Mcdolan - firstly,on what basis do you place more credence on an author of fiction than on the teaching of Apostles which were hand-picked by Christ & who were charged not only with teaching the truth, they were also promised the guidance of the Holy Spirit forever to teach this truth. Secondly, if Church, as you say, "trashed" certain gospels as heresy, then why were they not reinstated by the sixteenth-century Protestant "reformers"? Luther, for example, was perfectly happy to reject books which did not suit his new doctrines, so why did he never attempt to add books which never even belonged to the Christian canon of Scripture? I would suggest that even these "reformers" were aware of their dubious authorship and did not dispute the Church's decision that they are not inspired texts. Also, you claim that Canon Law is manmade, and certainly some things are subject to change and development, but teachings of the Church which belong to the "deposit of faith" (Apostolic teaching) cannot change - developed, yes; but not disregarded.
If Dan Browne's and others' research is to be believed (and I do believe it),in the earliest gospels woman figured prominently in preaching the Word of God, and it is claimed that Mary Magdalene had a gospel attributed to her. Of course, this along with many others were trashed by the Church as heresy and only Matthew, Mark, Luke and John gospels became acceptable. Canon Law is manmade, and most unfortunately the discrimination continues after all these centuries.

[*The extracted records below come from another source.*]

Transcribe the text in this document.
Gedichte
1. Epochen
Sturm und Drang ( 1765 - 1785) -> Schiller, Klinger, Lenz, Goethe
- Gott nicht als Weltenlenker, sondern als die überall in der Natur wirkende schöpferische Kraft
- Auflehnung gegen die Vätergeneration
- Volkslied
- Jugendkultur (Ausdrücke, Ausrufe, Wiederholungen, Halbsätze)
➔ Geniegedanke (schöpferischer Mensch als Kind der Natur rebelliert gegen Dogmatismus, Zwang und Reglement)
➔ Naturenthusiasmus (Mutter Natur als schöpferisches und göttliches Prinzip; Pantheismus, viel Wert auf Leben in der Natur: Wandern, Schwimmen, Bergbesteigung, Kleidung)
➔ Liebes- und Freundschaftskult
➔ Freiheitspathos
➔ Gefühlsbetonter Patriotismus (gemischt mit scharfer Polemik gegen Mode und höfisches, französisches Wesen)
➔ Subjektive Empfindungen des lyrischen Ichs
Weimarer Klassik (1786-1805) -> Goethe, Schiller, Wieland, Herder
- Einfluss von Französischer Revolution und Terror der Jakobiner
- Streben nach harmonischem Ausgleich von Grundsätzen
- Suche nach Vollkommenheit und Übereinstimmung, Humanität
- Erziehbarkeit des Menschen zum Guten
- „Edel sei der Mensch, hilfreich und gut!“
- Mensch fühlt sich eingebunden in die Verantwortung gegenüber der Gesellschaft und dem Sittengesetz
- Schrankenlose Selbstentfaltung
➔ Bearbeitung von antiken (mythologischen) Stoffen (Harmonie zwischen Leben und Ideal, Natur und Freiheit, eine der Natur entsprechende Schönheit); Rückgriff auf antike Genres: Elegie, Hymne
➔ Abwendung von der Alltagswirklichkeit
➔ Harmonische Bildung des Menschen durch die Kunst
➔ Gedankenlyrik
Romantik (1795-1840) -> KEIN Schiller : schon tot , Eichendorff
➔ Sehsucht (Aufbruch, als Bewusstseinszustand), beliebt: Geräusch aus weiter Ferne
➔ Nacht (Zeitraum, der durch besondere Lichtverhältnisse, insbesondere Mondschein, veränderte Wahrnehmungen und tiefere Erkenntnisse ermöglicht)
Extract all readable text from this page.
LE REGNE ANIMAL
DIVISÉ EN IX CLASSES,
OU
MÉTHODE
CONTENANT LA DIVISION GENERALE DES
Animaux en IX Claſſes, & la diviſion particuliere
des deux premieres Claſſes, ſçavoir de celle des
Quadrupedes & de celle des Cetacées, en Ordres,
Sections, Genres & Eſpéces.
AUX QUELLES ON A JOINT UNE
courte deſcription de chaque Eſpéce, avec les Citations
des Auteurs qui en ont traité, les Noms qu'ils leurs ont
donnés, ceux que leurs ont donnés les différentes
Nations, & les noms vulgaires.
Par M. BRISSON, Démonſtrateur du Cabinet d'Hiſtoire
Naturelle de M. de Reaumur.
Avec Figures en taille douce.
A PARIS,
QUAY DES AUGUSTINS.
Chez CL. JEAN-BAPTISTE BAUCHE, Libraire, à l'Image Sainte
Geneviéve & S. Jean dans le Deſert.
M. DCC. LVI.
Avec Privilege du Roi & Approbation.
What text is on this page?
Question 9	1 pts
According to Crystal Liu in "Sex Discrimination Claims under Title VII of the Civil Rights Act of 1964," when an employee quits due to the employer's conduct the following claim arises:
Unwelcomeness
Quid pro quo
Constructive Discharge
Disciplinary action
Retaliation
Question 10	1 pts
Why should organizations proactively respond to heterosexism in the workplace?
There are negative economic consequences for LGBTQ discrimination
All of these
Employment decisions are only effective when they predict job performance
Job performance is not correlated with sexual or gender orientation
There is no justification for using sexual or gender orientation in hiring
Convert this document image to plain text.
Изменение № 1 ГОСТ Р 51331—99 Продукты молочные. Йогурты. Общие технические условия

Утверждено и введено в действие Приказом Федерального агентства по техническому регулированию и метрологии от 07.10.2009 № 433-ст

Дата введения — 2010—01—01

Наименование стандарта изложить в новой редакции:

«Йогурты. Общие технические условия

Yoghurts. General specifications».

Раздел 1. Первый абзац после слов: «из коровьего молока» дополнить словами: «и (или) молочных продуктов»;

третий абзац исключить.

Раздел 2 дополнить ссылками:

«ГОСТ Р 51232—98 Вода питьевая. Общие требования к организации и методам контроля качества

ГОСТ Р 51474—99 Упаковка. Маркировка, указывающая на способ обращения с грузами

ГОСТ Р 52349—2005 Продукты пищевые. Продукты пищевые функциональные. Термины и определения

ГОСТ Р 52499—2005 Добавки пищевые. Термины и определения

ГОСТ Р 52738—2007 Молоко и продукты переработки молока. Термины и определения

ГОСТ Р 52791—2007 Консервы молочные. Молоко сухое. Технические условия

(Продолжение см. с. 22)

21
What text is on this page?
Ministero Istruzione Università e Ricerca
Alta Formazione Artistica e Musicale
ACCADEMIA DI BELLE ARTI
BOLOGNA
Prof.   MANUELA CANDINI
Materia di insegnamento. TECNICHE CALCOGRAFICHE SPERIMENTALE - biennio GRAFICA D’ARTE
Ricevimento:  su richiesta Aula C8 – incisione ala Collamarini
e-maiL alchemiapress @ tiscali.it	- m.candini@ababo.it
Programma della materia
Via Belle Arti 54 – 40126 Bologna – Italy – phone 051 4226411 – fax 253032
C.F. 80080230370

"Despite all these positive developments, though, it seems certain that they will be overshadowed by the women ordination rules" - the positive developments are only being overshadowed by "the women ordination rules" because the media keep mis-representing the facts. Firsly,there is nothing new in the Church's teaching on women's ordination: the Church's current position doesn't differ at all from Apostolic teaching on the matter.Secondly, this idea that the Church excommunicates people is a fallacy: PEOPLE EXCOMMUNICATE THEMSELVES. Those who do not desire unity with the Roman Catholic Church or who knowingly and deliberately disobey or disregard its teaching on faith and morals are automatically excommunicated "latae sententiae". So what's the big deal? If people want to be part of the Church, then they should foster unity in it - those who disregard its teachings, such as those who ordain female "priests", those who are "ordained" as female "priests", or indeed, those who commit horrific abuse, do not desire unity with the Church, so they shouldn't be so shocked to be told outright that they are in no way in union with Rome, no matter how they try to convince the outside world that they are.